Terkait informasi di sosial media membutuhkan kebijakan mengingat banyaknya hoaks sehingga perlu memilah, memilih, dan menyaring informasi yang benar dan melakukan pengecekan ke sumber yang valid.
Sementara YKIS untuk mendukung “Indonesia Maju Menuju Ending AIDS 2030” melakukan sejumlah langkah kampanye dan penyuluhan.
“Pastinya kita mengarah ke sosial media. Karena tidak dipungkiri sekarang sosial media sudah eranya. Sosial media ini kaya ujung tombak informasi saat ini. Tetapi kita tetap masuk ke sekolah-sekolah. Karena ada beberapa komponen yang mungkin tidak terlalu bersosial media,” urai Dolfi Rumampuk dari YKIS.
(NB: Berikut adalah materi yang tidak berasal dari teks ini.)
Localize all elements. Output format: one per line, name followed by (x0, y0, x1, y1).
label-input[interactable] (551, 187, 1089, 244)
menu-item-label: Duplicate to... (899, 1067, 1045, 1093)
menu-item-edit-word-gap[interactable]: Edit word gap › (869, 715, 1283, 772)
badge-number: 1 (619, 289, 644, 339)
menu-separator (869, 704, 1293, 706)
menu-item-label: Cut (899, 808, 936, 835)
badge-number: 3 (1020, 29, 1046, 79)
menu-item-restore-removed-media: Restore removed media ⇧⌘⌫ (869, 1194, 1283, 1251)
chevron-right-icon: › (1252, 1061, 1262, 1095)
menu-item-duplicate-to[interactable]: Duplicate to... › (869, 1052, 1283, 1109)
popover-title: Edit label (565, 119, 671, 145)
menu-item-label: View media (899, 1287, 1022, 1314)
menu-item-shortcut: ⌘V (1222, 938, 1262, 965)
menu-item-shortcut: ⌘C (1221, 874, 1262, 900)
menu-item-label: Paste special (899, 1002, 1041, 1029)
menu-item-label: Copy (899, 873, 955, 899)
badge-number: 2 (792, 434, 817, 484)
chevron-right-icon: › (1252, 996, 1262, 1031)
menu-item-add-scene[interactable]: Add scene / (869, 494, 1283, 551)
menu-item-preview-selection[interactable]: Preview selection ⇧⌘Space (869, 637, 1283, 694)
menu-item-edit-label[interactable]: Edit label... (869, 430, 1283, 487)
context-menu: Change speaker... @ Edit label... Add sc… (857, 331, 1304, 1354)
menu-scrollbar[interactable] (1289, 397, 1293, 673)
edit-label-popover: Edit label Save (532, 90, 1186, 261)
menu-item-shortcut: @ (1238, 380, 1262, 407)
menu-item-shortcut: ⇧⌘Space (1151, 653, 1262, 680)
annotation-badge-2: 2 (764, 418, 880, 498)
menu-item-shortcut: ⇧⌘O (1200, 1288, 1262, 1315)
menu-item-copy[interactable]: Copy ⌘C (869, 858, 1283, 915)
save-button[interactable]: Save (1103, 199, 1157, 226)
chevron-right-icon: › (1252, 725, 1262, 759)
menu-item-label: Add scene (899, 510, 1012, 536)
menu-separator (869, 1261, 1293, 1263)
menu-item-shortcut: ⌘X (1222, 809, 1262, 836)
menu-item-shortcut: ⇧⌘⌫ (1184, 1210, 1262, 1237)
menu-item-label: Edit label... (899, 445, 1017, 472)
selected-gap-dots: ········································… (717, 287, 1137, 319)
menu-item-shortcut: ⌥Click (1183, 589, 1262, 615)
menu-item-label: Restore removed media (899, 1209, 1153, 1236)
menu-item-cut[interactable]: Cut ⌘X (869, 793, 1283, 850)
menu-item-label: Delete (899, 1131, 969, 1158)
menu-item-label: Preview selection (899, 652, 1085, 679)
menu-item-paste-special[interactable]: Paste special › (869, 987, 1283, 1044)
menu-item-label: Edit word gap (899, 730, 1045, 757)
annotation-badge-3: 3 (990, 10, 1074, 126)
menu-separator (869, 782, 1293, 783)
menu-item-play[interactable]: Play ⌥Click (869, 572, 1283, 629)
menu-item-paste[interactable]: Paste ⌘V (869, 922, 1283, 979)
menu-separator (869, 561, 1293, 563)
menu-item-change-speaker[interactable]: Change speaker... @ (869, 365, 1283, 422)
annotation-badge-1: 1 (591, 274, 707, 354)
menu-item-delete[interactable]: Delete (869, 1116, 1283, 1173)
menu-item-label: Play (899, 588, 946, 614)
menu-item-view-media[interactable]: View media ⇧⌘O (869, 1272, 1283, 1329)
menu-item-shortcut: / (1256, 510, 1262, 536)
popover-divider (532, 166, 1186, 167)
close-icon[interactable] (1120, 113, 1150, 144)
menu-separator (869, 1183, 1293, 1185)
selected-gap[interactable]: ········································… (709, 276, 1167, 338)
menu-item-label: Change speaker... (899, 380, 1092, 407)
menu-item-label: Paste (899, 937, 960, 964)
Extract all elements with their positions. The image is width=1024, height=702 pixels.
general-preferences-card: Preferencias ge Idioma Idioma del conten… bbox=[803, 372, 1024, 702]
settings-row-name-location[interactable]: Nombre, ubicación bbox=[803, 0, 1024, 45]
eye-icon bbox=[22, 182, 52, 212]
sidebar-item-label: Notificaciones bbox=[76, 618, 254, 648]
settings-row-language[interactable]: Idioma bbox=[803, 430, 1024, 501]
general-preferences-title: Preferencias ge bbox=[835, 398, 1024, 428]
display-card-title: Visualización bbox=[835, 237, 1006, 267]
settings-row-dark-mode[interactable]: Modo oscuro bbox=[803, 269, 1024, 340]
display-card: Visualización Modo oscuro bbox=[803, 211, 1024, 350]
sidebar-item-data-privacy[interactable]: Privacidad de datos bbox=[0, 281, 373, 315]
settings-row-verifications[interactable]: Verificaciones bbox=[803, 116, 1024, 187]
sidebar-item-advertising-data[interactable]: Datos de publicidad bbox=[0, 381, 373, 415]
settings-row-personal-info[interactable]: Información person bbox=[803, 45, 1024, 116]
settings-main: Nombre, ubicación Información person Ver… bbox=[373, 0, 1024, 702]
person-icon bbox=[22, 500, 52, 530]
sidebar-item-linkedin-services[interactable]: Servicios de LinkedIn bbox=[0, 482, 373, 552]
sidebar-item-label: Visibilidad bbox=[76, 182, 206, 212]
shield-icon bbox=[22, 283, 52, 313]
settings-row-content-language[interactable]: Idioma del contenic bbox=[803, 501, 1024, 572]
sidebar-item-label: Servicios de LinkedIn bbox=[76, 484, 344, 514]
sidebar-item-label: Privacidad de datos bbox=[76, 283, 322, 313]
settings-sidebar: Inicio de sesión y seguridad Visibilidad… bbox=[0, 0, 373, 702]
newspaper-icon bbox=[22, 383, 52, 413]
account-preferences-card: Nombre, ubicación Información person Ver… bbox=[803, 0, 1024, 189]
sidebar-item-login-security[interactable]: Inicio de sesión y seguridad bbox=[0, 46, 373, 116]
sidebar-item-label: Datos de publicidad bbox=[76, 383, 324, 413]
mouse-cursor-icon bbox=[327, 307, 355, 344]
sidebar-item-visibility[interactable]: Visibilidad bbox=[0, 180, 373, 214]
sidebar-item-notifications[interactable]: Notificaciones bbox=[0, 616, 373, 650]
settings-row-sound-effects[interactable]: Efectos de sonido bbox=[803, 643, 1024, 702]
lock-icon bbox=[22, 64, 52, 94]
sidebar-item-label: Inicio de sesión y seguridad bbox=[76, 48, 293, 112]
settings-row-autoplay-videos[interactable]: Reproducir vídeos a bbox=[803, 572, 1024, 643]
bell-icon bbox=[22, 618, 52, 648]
Dia juga memandang sangat pentingnya pendidikan seks bagi anak. Selain sekolah, lingkungan terdekat yaitu keluarga, sangat perlu memberi perhatian pada hal ini.
“Ini yang sebenarnya sangat penting bagi anak. Kita harus memberitahu anak sedari dini bahwa kamu harus menjaga bagian atau organ yang yang tidak boleh disentuh orang lain. Sebagai contohnya ini payudara kamu, vagina kamu. Jadi tidak mengubah istilahnya dengan ini gunung kamu tidak boleh disentuh. Sebisa mungkin memang mengajarkan ke anak itu sesuai dengan bahasa yang seharusnya. Memang ini harus sedini mungkin,” pungkasnya.